Sehingga dapat ditarik kesimpulan juga bahwa poros utama dari startup adalah orang yang membangun dan merintis perusahaan tersebut, yang juga menjadi modal utama ekonomi digital.
Di dunia digital, yang menang adalah produk yang berkualitas dan dapat menyelesaikan masalah dengan waktu tersingkat, termurah, dan terbaik.
Hal ini sangat sejalan dengan salah satu program unggulan Presiden Joko Widodo dalam mengembangkan sumber daya manusia Indonesia dalam pemerintahannya yang kedua. Diperlukan peningkatan kualitas manusia secara masif sehingga kita bisa berkompetisi dengan negara tetangga maupun dunia.
Startup di Indonesia juga miliki modal besar yang tidak dimiliki startup di negara lain, yaitu modal negara yang penuh dengan masalah. Hal ini dikarenakan dua hal. Pertama, jumlah penduduk Indonesia besar sekali. Kedua, kondisi geografisnya beragam dengan lebih dari 17.000 pulau. Tak heran sangat susah mengatur Indonesia. Di lapangan, banyak sekali hal-hal yang tidak efisien.
Namun bagi anak-anak startup, kondisi seperti ini merupakan ladang problem statement. Semua inefisiensi tadi menjadi peluang untuk diselesaikan secara masif dengan teknologi informasi yang tidak mengenal batas-batas fisik.
Tak heran kemudian muncul inovasi-inovasi lokal yang unik untuk menyelesaikan problem-problem lokal yang juga rumit dan unik. Tentu hal ini berporos dari orang Indonesia yang mengerti masalah dan budaya sendiri.
Sampai hari ini, Indonesia terbukti menjadi rumah unicorn -perusahaan startup dengan valuasi lebih dari US$ 1 miliar- terbanyak di Asia Tenggara, di mana founding team dari unicorn mereka adalah orang lokal semua. Coba bandingkan dengan negara lain.
Tapi kita tidak bisa langsung berpuas diri. Di dunia digital, yang menang adalah produk yang berkualitas dan dapat menyelesaikan masalah dengan waktu tersingkat, termurah, dan terbaik, bukan karena label “lokal”nya. Karena itu, pergunakanlah pengetahuan dan budaya lokal sebagai keunggulan kompetitif.
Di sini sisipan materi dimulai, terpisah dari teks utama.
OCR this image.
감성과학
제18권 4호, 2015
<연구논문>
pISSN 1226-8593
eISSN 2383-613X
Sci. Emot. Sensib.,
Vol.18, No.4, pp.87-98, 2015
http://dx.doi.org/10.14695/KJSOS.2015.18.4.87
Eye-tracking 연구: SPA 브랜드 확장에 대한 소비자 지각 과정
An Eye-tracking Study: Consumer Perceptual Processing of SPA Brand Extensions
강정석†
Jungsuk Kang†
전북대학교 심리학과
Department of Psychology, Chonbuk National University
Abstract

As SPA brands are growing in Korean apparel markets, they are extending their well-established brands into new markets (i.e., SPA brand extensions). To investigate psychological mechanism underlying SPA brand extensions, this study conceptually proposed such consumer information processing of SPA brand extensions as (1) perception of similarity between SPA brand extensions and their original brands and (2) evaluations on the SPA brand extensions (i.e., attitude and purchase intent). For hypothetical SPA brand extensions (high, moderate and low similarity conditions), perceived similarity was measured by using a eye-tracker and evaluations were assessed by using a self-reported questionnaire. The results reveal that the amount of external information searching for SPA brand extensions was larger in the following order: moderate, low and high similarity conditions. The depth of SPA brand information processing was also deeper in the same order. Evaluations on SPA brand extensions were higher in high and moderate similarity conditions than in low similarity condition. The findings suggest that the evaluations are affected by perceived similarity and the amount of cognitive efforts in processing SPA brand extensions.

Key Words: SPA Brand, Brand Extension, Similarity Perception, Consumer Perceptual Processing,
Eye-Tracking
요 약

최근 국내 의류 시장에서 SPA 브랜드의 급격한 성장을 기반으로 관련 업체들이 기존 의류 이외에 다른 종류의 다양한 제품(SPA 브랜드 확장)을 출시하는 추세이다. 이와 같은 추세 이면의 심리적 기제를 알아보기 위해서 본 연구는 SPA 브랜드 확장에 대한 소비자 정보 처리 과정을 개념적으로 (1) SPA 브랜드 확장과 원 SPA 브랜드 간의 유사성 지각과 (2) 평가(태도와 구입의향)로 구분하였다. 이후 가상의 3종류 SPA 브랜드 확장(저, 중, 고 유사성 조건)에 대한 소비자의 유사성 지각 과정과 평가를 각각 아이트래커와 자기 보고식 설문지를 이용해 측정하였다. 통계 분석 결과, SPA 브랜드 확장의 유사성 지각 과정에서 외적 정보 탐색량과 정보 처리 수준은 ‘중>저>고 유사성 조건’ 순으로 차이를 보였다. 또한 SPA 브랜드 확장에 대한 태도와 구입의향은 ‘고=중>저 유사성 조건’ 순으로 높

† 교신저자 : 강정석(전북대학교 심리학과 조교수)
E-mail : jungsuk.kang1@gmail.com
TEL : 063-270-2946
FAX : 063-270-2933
Beberapa minggu yang lalu saya berada di salah satu diskusi internasional di Singapura membahas ekosistem digital untuk emerging dan frontier market. Ada pembicara yang bercerita tentang inovosi di Amerika Latin dan negara-negara Asia minor lainnya. Dia menyarankan agar founder-founder dari Indonesia pergi dan belajar dari mereka.
Saya sedikit jengkel, tapi dengan bangga memberikan saran, “mungkin sudah waktunya mereka yang belajar dari kita.” Sebab, para pendiri startup Indonesia sudah terbukti bisa menyelesaikan permasalahan yang lebih rumit dengan skala yang lebih besar. Dengan modal yang ada, sudah waktunya kita berdiri lebih depan.